After this, all new follow-ups are encrypted automatically and existing users can read their messages.

Browser status

The Encryption settings page shows two statuses:

  • Server status — Whether the master public key is configured server-side, with its fingerprint.
  • Browser status — Whether the master private key is loaded in this browser's IndexedDB, with verification that the fingerprint matches the server's.

If a different admin needs to manage queue memberships from another machine, they can click Import master key (.pem) into this browser and select the backup .pem file. The browser does a functional encrypt/decrypt round-trip with the server's public key to verify the keypair before storing it non-extractable.

Adding users to a queue

When you add a user to a queue from the queue admin page, the page contains JavaScript that:

  1. Reads the queue's encrypted_queue_private_key_master from the form.
  2. Reads the master private key from this browser's IndexedDB.
  3. Decrypts the queue private key (envelope decryption, in memory).
  4. Fetches the new member's public key from the server.
  5. Re-wraps the queue private key for that member's pubkey.
  6. Fills the hidden encrypted_queue_private_key field on the membership row.
  7. Submits the form normally.

The server never sees the queue private key in clear during this operation. The admin must have imported the master key in this browser (see the Encryption settings page).

Recovering from a lost passphrase

A user who has forgotten their passphrase can click I forgot my passphrase on the activation screen. The server generates a brand-new keypair and returns the new passphrase one time. The user keeps access to all messages going forward, but loses access to messages encrypted under the previous public key until a colleague (or the admin via the master key) rewraps each follow-up's symmetric key for the new public key. A "Resync key" banner is shown to colleagues on affected follow-ups.

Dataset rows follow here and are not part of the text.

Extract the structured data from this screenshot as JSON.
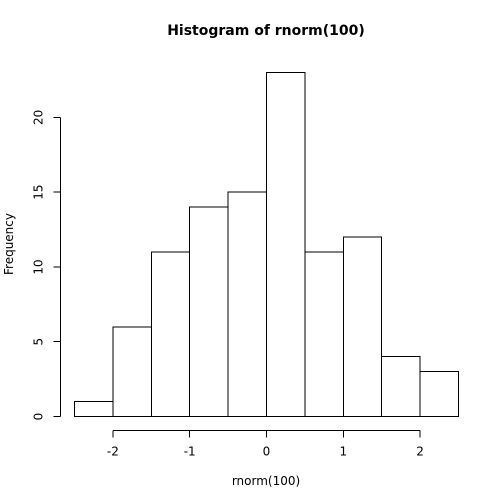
{
  "chart_data": {
    "type": "bar",
    "title": "Histogram of rnorm(100)",
    "xlabel": "rnorm(100)",
    "ylabel": "Frequency",
    "bins": [
      {
        "start": -2.5,
        "end": -2.0,
        "count": 1
      },
      {
        "start": -2.0,
        "end": -1.5,
        "count": 6
      },
      {
        "start": -1.5,
        "end": -1.0,
        "count": 11
      },
      {
        "start": -1.0,
        "end": -0.5,
        "count": 14
      },
      {
        "start": -0.5,
        "end": 0.0,
        "count": 15
      },
      {
        "start": 0.0,
        "end": 0.5,
        "count": 23
      },
      {
        "start": 0.5,
        "end": 1.0,
        "count": 11
      },
      {
        "start": 1.0,
        "end": 1.5,
        "count": 12
      },
      {
        "start": 1.5,
        "end": 2.0,
        "count": 4
      },
      {
        "start": 2.0,
        "end": 2.5,
        "count": 3
      }
    ],
    "xticks": [
      -2,
      -1,
      0,
      1,
      2
    ],
    "xtick_labels": [
      "-2",
      "-1",
      "0",
      "1",
      "2"
    ],
    "yticks": [
      0,
      5,
      10,
      15,
      20
    ],
    "ytick_labels": [
      "0",
      "5",
      "10",
      "15",
      "20"
    ],
    "xlim": [
      -2.5,
      2.5
    ],
    "ylim": [
      0,
      23
    ],
    "grid": false,
    "legend": "none"
  }
}
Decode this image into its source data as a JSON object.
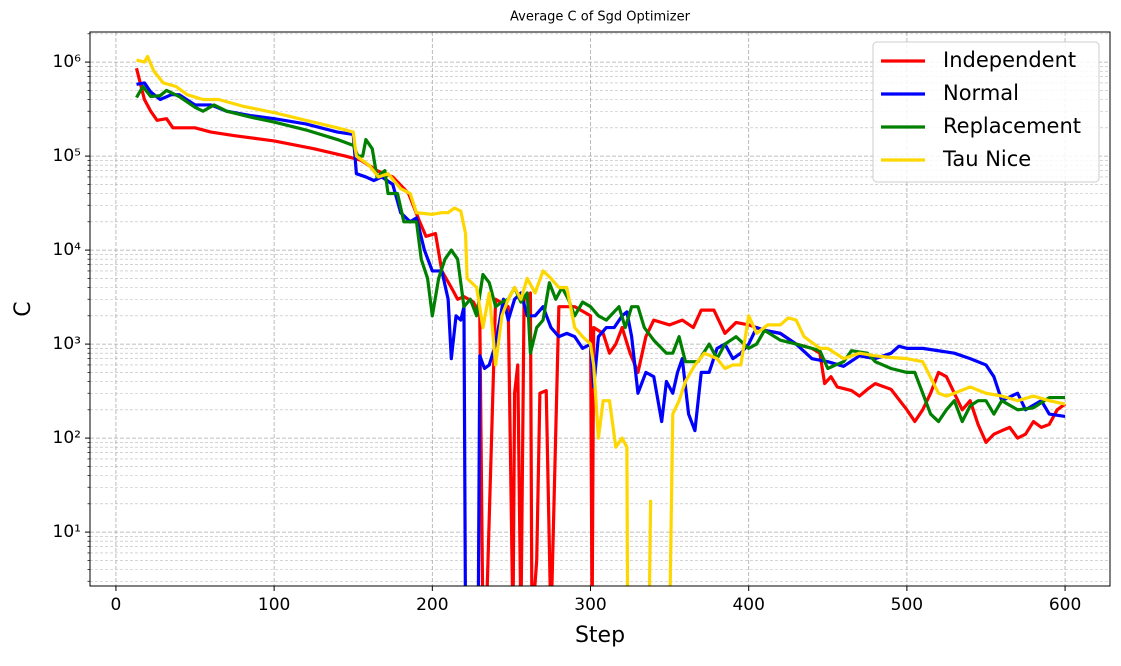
{
  "chart_data": {
    "type": "line",
    "title": "Average C of Sgd Optimizer",
    "xlabel": "Step",
    "ylabel": "C",
    "log_y": true,
    "grid": true,
    "legend_position": "upper right",
    "xlim": [
      -16.4,
      628.4
    ],
    "xticks": [
      0,
      100,
      200,
      300,
      400,
      500,
      600
    ],
    "ylim": [
      2.67,
      2090000
    ],
    "yticks": [
      {
        "value": 10,
        "label": "10¹"
      },
      {
        "value": 100,
        "label": "10²"
      },
      {
        "value": 1000,
        "label": "10³"
      },
      {
        "value": 10000,
        "label": "10⁴"
      },
      {
        "value": 100000,
        "label": "10⁵"
      },
      {
        "value": 1000000,
        "label": "10⁶"
      }
    ],
    "yminorticks": [
      3,
      4,
      5,
      6,
      7,
      8,
      9,
      20,
      30,
      40,
      50,
      60,
      70,
      80,
      90,
      200,
      300,
      400,
      500,
      600,
      700,
      800,
      900,
      2000,
      3000,
      4000,
      5000,
      6000,
      7000,
      8000,
      9000,
      20000,
      30000,
      40000,
      50000,
      60000,
      70000,
      80000,
      90000,
      200000,
      300000,
      400000,
      500000,
      600000,
      700000,
      800000,
      900000,
      2000000
    ],
    "series": [
      {
        "name": "Independent",
        "color": "#ff0000",
        "x": [
          13,
          18,
          22,
          26,
          32,
          36,
          50,
          60,
          75,
          100,
          125,
          145,
          155,
          165,
          175,
          185,
          192,
          196,
          202,
          206,
          212,
          216,
          220,
          226,
          230,
          232,
          234,
          240,
          248,
          251,
          252,
          254,
          256,
          258,
          262,
          263,
          266,
          268,
          272,
          275,
          280,
          290,
          300,
          301,
          302,
          308,
          312,
          316,
          320,
          325,
          330,
          335,
          340,
          350,
          358,
          365,
          370,
          378,
          385,
          392,
          400,
          410,
          420,
          430,
          440,
          445,
          448,
          452,
          456,
          465,
          470,
          475,
          480,
          490,
          500,
          505,
          510,
          515,
          520,
          525,
          530,
          535,
          540,
          545,
          550,
          555,
          560,
          565,
          570,
          575,
          580,
          585,
          590,
          595,
          600
        ],
        "values": [
          860000,
          400000,
          300000,
          240000,
          250000,
          200000,
          200000,
          180000,
          165000,
          145000,
          120000,
          100000,
          90000,
          70000,
          60000,
          40000,
          20000,
          14000,
          15000,
          6000,
          4000,
          3000,
          3200,
          2800,
          2000,
          1,
          1,
          3000,
          2500,
          1,
          300,
          600,
          1,
          3000,
          3500,
          1,
          5,
          300,
          320,
          1,
          2500,
          2500,
          2000,
          1,
          1500,
          1300,
          800,
          1000,
          1500,
          800,
          500,
          1200,
          1800,
          1600,
          1800,
          1500,
          2300,
          2300,
          1300,
          1700,
          1600,
          1400,
          1300,
          1000,
          900,
          800,
          380,
          450,
          350,
          320,
          280,
          330,
          380,
          330,
          200,
          150,
          200,
          300,
          500,
          450,
          300,
          200,
          250,
          140,
          90,
          110,
          120,
          130,
          100,
          110,
          150,
          130,
          140,
          200,
          230
        ]
      },
      {
        "name": "Normal",
        "color": "#0000ff",
        "x": [
          13,
          18,
          22,
          28,
          35,
          40,
          50,
          60,
          70,
          85,
          100,
          120,
          140,
          150,
          152,
          158,
          163,
          168,
          175,
          180,
          186,
          190,
          195,
          200,
          206,
          210,
          212,
          215,
          218,
          220,
          221,
          229,
          230,
          233,
          236,
          240,
          245,
          248,
          252,
          256,
          260,
          265,
          270,
          275,
          280,
          285,
          290,
          295,
          300,
          302,
          305,
          310,
          315,
          320,
          323,
          326,
          330,
          335,
          340,
          345,
          348,
          352,
          355,
          358,
          362,
          366,
          370,
          375,
          380,
          385,
          390,
          395,
          400,
          405,
          410,
          420,
          430,
          440,
          450,
          460,
          470,
          480,
          490,
          495,
          500,
          510,
          520,
          530,
          540,
          550,
          555,
          560,
          570,
          575,
          585,
          590,
          600
        ],
        "values": [
          580000,
          600000,
          480000,
          400000,
          450000,
          450000,
          350000,
          350000,
          300000,
          270000,
          250000,
          220000,
          180000,
          170000,
          65000,
          60000,
          55000,
          60000,
          50000,
          25000,
          20000,
          22000,
          10000,
          6000,
          6000,
          3000,
          700,
          2000,
          1800,
          2500,
          1,
          1,
          750,
          550,
          600,
          1000,
          3000,
          1800,
          3000,
          3500,
          2000,
          2000,
          2500,
          1500,
          1200,
          1300,
          1200,
          900,
          1000,
          350,
          1200,
          1500,
          1500,
          2000,
          2200,
          1200,
          300,
          500,
          450,
          150,
          400,
          300,
          500,
          700,
          180,
          120,
          500,
          500,
          900,
          1000,
          700,
          800,
          1000,
          1500,
          1400,
          1300,
          1000,
          700,
          650,
          580,
          750,
          700,
          800,
          950,
          900,
          900,
          850,
          800,
          700,
          600,
          450,
          250,
          300,
          200,
          250,
          180,
          170
        ]
      },
      {
        "name": "Replacement",
        "color": "#008000",
        "x": [
          13,
          17,
          22,
          28,
          32,
          40,
          50,
          55,
          62,
          70,
          85,
          100,
          120,
          140,
          150,
          153,
          156,
          158,
          162,
          165,
          170,
          172,
          178,
          182,
          186,
          190,
          193,
          197,
          200,
          204,
          208,
          212,
          216,
          220,
          224,
          228,
          232,
          236,
          240,
          244,
          248,
          252,
          256,
          260,
          262,
          266,
          270,
          274,
          278,
          282,
          286,
          290,
          295,
          300,
          305,
          310,
          318,
          322,
          326,
          330,
          334,
          340,
          348,
          352,
          356,
          360,
          368,
          375,
          380,
          385,
          392,
          400,
          405,
          410,
          420,
          430,
          440,
          445,
          450,
          455,
          460,
          465,
          475,
          480,
          490,
          500,
          505,
          510,
          515,
          520,
          525,
          530,
          535,
          540,
          545,
          550,
          555,
          560,
          570,
          580,
          590,
          600
        ],
        "values": [
          420000,
          550000,
          430000,
          440000,
          500000,
          430000,
          330000,
          300000,
          350000,
          300000,
          260000,
          230000,
          190000,
          150000,
          130000,
          100000,
          100000,
          150000,
          120000,
          60000,
          70000,
          40000,
          40000,
          20000,
          20000,
          20000,
          8000,
          5000,
          2000,
          5000,
          8000,
          10000,
          8000,
          2500,
          3000,
          2000,
          5500,
          4500,
          2500,
          2800,
          3000,
          4000,
          2800,
          3500,
          800,
          1500,
          1800,
          4500,
          3000,
          4000,
          3000,
          2000,
          2800,
          2500,
          2000,
          1800,
          2500,
          1500,
          2500,
          2500,
          1500,
          1100,
          800,
          800,
          1200,
          650,
          650,
          1000,
          700,
          1000,
          1200,
          900,
          1000,
          1400,
          1100,
          1000,
          900,
          850,
          550,
          600,
          650,
          850,
          800,
          650,
          550,
          500,
          500,
          300,
          180,
          150,
          200,
          250,
          150,
          220,
          250,
          250,
          180,
          250,
          200,
          210,
          270,
          270
        ]
      },
      {
        "name": "Tau Nice",
        "color": "#ffd700",
        "x": [
          13,
          18,
          20,
          24,
          30,
          38,
          45,
          55,
          65,
          80,
          100,
          120,
          140,
          150,
          152,
          160,
          166,
          172,
          180,
          186,
          190,
          200,
          206,
          210,
          214,
          218,
          221,
          222,
          228,
          232,
          236,
          240,
          244,
          248,
          252,
          256,
          260,
          265,
          270,
          275,
          280,
          285,
          290,
          295,
          300,
          302,
          305,
          308,
          312,
          316,
          320,
          323,
          323.5,
          330,
          337,
          338,
          345,
          350,
          352,
          356,
          360,
          366,
          372,
          380,
          385,
          390,
          395,
          400,
          405,
          412,
          420,
          425,
          430,
          435,
          445,
          450,
          460,
          470,
          480,
          490,
          500,
          510,
          520,
          525,
          530,
          540,
          550,
          560,
          570,
          580,
          590,
          600
        ],
        "values": [
          1050000,
          1000000,
          1150000,
          800000,
          600000,
          550000,
          450000,
          400000,
          400000,
          340000,
          290000,
          240000,
          200000,
          180000,
          100000,
          80000,
          60000,
          65000,
          45000,
          40000,
          25000,
          24000,
          25000,
          25000,
          28000,
          26000,
          15000,
          5000,
          4000,
          1500,
          3500,
          600,
          2000,
          3000,
          4000,
          3000,
          5000,
          3500,
          6000,
          5000,
          4000,
          4000,
          1500,
          1200,
          1000,
          600,
          100,
          250,
          250,
          80,
          100,
          80,
          1,
          null,
          1,
          22,
          null,
          1,
          180,
          250,
          400,
          600,
          800,
          700,
          550,
          600,
          600,
          2000,
          1300,
          1600,
          1600,
          1900,
          1800,
          1200,
          900,
          900,
          700,
          800,
          750,
          720,
          700,
          650,
          300,
          280,
          300,
          350,
          300,
          280,
          250,
          280,
          250,
          230
        ]
      }
    ]
  }
}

The master recovery envelope is the safety net: even if every user keypair is lost, the admin who holds the master .pem can decrypt every follow-up by importing the master key in their browser and using a recovery flow (out of scope of v1, mechanism documented for the future).

Disabling encryption

Disabling the platform toggle does not decrypt anything. Existing encrypted follow-ups remain encrypted and readable by users who hold their key; new follow-ups are created in clear. To bring older follow-ups back online for a new device, the user simply re-imports their key (same passphrase).

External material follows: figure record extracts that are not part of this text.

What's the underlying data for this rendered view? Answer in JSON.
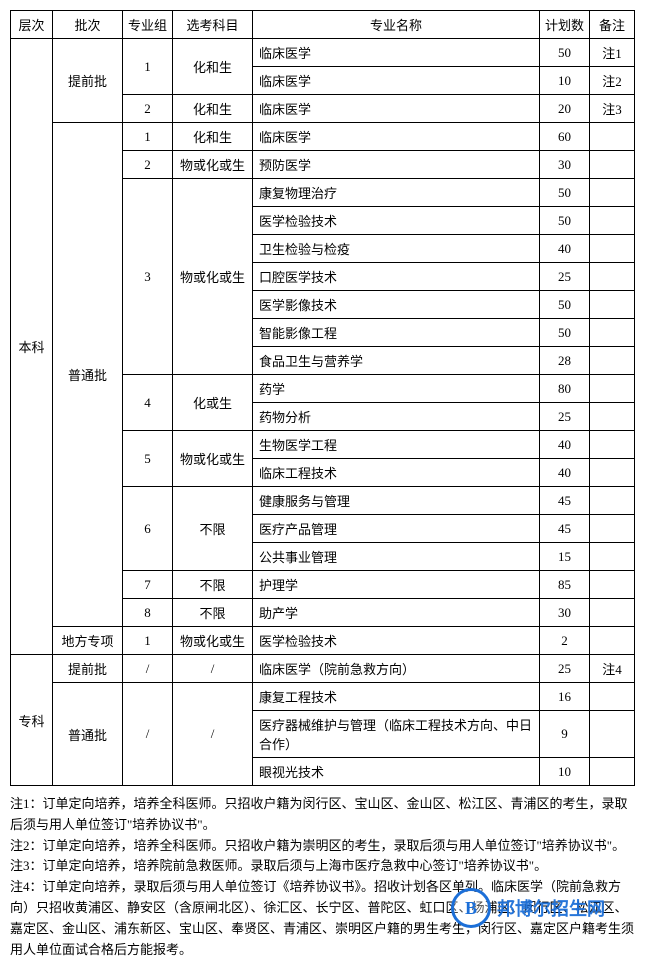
{
  "headers": {
    "level": "层次",
    "batch": "批次",
    "group": "专业组",
    "subject": "选考科目",
    "major": "专业名称",
    "plan": "计划数",
    "note": "备注"
  },
  "levels": {
    "benke": "本科",
    "zhuanke": "专科"
  },
  "batches": {
    "tiqian": "提前批",
    "putong": "普通批",
    "difang": "地方专项"
  },
  "subjects": {
    "hua_he_sheng": "化和生",
    "wu_huo_hua_huo_sheng": "物或化或生",
    "hua_huo_sheng": "化或生",
    "buxian": "不限",
    "slash": "/"
  },
  "rows": [
    {
      "major": "临床医学",
      "plan": "50",
      "note": "注1"
    },
    {
      "major": "临床医学",
      "plan": "10",
      "note": "注2"
    },
    {
      "major": "临床医学",
      "plan": "20",
      "note": "注3"
    },
    {
      "major": "临床医学",
      "plan": "60",
      "note": ""
    },
    {
      "major": "预防医学",
      "plan": "30",
      "note": ""
    },
    {
      "major": "康复物理治疗",
      "plan": "50",
      "note": ""
    },
    {
      "major": "医学检验技术",
      "plan": "50",
      "note": ""
    },
    {
      "major": "卫生检验与检疫",
      "plan": "40",
      "note": ""
    },
    {
      "major": "口腔医学技术",
      "plan": "25",
      "note": ""
    },
    {
      "major": "医学影像技术",
      "plan": "50",
      "note": ""
    },
    {
      "major": "智能影像工程",
      "plan": "50",
      "note": ""
    },
    {
      "major": "食品卫生与营养学",
      "plan": "28",
      "note": ""
    },
    {
      "major": "药学",
      "plan": "80",
      "note": ""
    },
    {
      "major": "药物分析",
      "plan": "25",
      "note": ""
    },
    {
      "major": "生物医学工程",
      "plan": "40",
      "note": ""
    },
    {
      "major": "临床工程技术",
      "plan": "40",
      "note": ""
    },
    {
      "major": "健康服务与管理",
      "plan": "45",
      "note": ""
    },
    {
      "major": "医疗产品管理",
      "plan": "45",
      "note": ""
    },
    {
      "major": "公共事业管理",
      "plan": "15",
      "note": ""
    },
    {
      "major": "护理学",
      "plan": "85",
      "note": ""
    },
    {
      "major": "助产学",
      "plan": "30",
      "note": ""
    },
    {
      "major": "医学检验技术",
      "plan": "2",
      "note": ""
    },
    {
      "major": "临床医学（院前急救方向）",
      "plan": "25",
      "note": "注4"
    },
    {
      "major": "康复工程技术",
      "plan": "16",
      "note": ""
    },
    {
      "major": "医疗器械维护与管理（临床工程技术方向、中日合作）",
      "plan": "9",
      "note": ""
    },
    {
      "major": "眼视光技术",
      "plan": "10",
      "note": ""
    }
  ],
  "groups": {
    "g1": "1",
    "g2": "2",
    "g3": "3",
    "g4": "4",
    "g5": "5",
    "g6": "6",
    "g7": "7",
    "g8": "8"
  },
  "notes": {
    "n1": "注1：订单定向培养，培养全科医师。只招收户籍为闵行区、宝山区、金山区、松江区、青浦区的考生，录取后须与用人单位签订\"培养协议书\"。",
    "n2": "注2：订单定向培养，培养全科医师。只招收户籍为崇明区的考生，录取后须与用人单位签订\"培养协议书\"。",
    "n3": "注3：订单定向培养，培养院前急救医师。录取后须与上海市医疗急救中心签订\"培养协议书\"。",
    "n4": "注4：订单定向培养，录取后须与用人单位签订《培养协议书》。招收计划各区单列。临床医学（院前急救方向）只招收黄浦区、静安区（含原闸北区）、徐汇区、长宁区、普陀区、虹口区、杨浦区、闵行区、松江区、嘉定区、金山区、浦东新区、宝山区、奉贤区、青浦区、崇明区户籍的男生考生，闵行区、嘉定区户籍考生须用人单位面试合格后方能报考。"
  },
  "watermark": {
    "letter": "B",
    "text": "邦博尔招生网"
  },
  "style": {
    "background": "#ffffff",
    "text_color": "#000000",
    "border_color": "#000000",
    "watermark_color": "#1c6fd8",
    "base_font_size": 13
  }
}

Re-provisioning missing keypairs

If a user or queue was created before encryption was enabled — or if a worker error skipped one — click Re-provision missing keypairs on the Encryption settings page. The job is idempotent: it only fills in the gaps for users and queues whose public_key is null.

Limitations

  • History migration is out of scope. Messages sent before activation stay in clear in their (unencrypted) follow-ups.
  • Queue key rotation is manual: there is no automatic rotation if a member leaves. They keep access to past follow-ups until the queue is regenerated.
  • Server fingerprint validation of envelopes is not enforced — a malicious client could store fake fingerprints. This does not break confidentiality, only the desync banner UX.